I was at the dojang today and because we only had a few people and thus space to do so, we spent time working with staff. One thing I did was work on a staff form, Joong Bong Il Hyung (middle staff, 1st form). You can see a portion of the form here:
Notice at the beginning of that clip how the gentleman is doing 360º turns? I spent a lot of time on that today because I always have problems with that movement. I know the theory of what to do, like a figure skater that you need to turn your head all the way and focus your eyes on some point, keeping your head level, and so on, yet still it gives me trouble. However something hit me today that worked like a dream.
I took a cue from my motorcycle riding. On a motorcycle you look where you want to go. Where you look, that’s where you will go. So if you look down, you will go down. If you look through the turn, you’ll glide gracefully through the turn. Looking is very important to motorcycle riding. I noticed when I was turning that while I looked, I was only looking at the end points… that I start facing north (if you will) and look north, then I perform the 360º pivot and work to lock my eyes 360º around at the end point. But what am I doing with my eyes during the turn?
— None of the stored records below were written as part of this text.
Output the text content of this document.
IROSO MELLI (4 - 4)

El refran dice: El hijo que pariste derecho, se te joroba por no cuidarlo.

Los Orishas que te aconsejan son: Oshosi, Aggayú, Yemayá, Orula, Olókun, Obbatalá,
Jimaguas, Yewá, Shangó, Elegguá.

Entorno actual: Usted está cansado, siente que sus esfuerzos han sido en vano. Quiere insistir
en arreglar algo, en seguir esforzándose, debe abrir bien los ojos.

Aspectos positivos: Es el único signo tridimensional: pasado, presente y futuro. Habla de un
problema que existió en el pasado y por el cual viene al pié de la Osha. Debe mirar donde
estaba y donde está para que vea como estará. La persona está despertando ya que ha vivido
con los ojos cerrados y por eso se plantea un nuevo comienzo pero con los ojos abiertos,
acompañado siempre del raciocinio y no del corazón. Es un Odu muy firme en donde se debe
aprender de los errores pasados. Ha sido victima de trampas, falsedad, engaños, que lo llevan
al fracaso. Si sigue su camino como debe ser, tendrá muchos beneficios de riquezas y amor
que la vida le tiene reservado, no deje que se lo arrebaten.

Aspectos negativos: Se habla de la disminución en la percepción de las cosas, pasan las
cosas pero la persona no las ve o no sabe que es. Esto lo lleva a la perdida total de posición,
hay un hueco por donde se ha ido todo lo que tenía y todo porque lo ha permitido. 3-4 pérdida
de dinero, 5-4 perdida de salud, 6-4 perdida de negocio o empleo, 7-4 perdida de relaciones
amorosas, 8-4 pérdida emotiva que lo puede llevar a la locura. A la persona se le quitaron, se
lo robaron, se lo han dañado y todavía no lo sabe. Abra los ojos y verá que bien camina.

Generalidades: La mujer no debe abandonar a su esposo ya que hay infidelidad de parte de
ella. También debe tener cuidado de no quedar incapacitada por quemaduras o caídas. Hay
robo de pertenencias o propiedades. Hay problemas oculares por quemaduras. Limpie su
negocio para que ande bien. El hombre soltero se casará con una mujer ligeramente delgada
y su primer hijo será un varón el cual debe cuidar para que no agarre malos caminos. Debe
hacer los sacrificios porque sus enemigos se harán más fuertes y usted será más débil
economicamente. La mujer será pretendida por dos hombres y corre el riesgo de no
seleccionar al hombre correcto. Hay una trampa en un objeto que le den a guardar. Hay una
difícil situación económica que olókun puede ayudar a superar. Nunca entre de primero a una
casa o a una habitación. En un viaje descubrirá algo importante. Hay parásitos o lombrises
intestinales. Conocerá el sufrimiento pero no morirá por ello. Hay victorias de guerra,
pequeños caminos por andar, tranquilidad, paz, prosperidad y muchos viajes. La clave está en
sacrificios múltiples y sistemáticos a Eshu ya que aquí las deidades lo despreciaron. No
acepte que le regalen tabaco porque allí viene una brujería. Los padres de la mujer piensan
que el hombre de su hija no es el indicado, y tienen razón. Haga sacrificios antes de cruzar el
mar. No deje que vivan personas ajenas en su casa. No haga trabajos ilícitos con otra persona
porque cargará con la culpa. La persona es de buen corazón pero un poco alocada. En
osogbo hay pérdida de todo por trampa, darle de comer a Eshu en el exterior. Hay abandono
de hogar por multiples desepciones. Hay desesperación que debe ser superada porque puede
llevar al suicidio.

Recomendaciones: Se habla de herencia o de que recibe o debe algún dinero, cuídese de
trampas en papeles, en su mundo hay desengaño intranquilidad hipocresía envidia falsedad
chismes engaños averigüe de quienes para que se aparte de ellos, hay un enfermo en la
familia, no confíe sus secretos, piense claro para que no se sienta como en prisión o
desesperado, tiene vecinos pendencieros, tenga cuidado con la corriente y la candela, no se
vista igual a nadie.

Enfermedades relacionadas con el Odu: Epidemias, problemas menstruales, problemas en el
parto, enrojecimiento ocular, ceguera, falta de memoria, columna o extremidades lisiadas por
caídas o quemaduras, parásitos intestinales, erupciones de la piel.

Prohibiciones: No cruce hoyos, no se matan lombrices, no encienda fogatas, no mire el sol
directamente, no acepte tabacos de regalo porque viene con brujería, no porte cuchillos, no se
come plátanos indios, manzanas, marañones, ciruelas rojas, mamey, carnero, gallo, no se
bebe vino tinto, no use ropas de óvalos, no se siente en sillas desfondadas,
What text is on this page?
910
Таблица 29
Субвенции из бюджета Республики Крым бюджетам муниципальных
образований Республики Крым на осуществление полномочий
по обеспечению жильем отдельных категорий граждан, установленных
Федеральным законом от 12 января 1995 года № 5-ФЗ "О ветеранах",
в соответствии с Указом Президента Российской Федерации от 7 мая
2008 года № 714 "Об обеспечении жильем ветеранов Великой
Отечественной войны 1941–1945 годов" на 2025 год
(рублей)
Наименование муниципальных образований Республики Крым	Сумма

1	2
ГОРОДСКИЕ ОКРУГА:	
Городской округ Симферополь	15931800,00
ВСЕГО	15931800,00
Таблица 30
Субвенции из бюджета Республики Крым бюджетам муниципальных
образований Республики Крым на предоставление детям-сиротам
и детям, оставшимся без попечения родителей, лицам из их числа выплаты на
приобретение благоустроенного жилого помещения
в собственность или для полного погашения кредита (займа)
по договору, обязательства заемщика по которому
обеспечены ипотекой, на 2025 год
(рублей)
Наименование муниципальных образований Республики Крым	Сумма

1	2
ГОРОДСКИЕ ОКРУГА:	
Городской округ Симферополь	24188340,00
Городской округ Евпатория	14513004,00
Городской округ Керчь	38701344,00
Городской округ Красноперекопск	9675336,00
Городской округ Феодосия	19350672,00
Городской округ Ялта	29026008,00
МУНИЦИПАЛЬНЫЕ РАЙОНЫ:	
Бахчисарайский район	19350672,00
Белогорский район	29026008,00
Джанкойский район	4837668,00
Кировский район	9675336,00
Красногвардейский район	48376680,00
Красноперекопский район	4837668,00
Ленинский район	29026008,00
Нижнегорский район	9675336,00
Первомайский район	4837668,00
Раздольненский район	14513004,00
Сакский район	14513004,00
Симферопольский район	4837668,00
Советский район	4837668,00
Well, I wasn’t looking at much of anything… my eyes just went, wherever, I couldn’t tell you.
What I did was ensured that as I turned, my eyes stayed involved. No I didn’t still focus on any points during the turn, but your eyes still have to do something… they will still be looking, they will still be taking in whatever whirrs past them. So what I did was kept my eyes level the whole time. My eyes were semi-actively scanning and taking in everything on a plane parallel to the ground… kept it all level, kept my eyes involved. And lo… I was steady. I could pivot and rotate without any problem.
This has other implications too. Not just for empty hand martial arts skills (e.g. helping with 360º spin kicks, turning back kicks, etc.), but even for other tactical matters. I did notice while I was turning, while I wasn’t actively looking at anything, I was certain that I was taking in a great deal of visual information… I was far more aware of what was going on around me (duh!). Just goes to show that we’re not always aware of what we’re doing, and these little things can matter.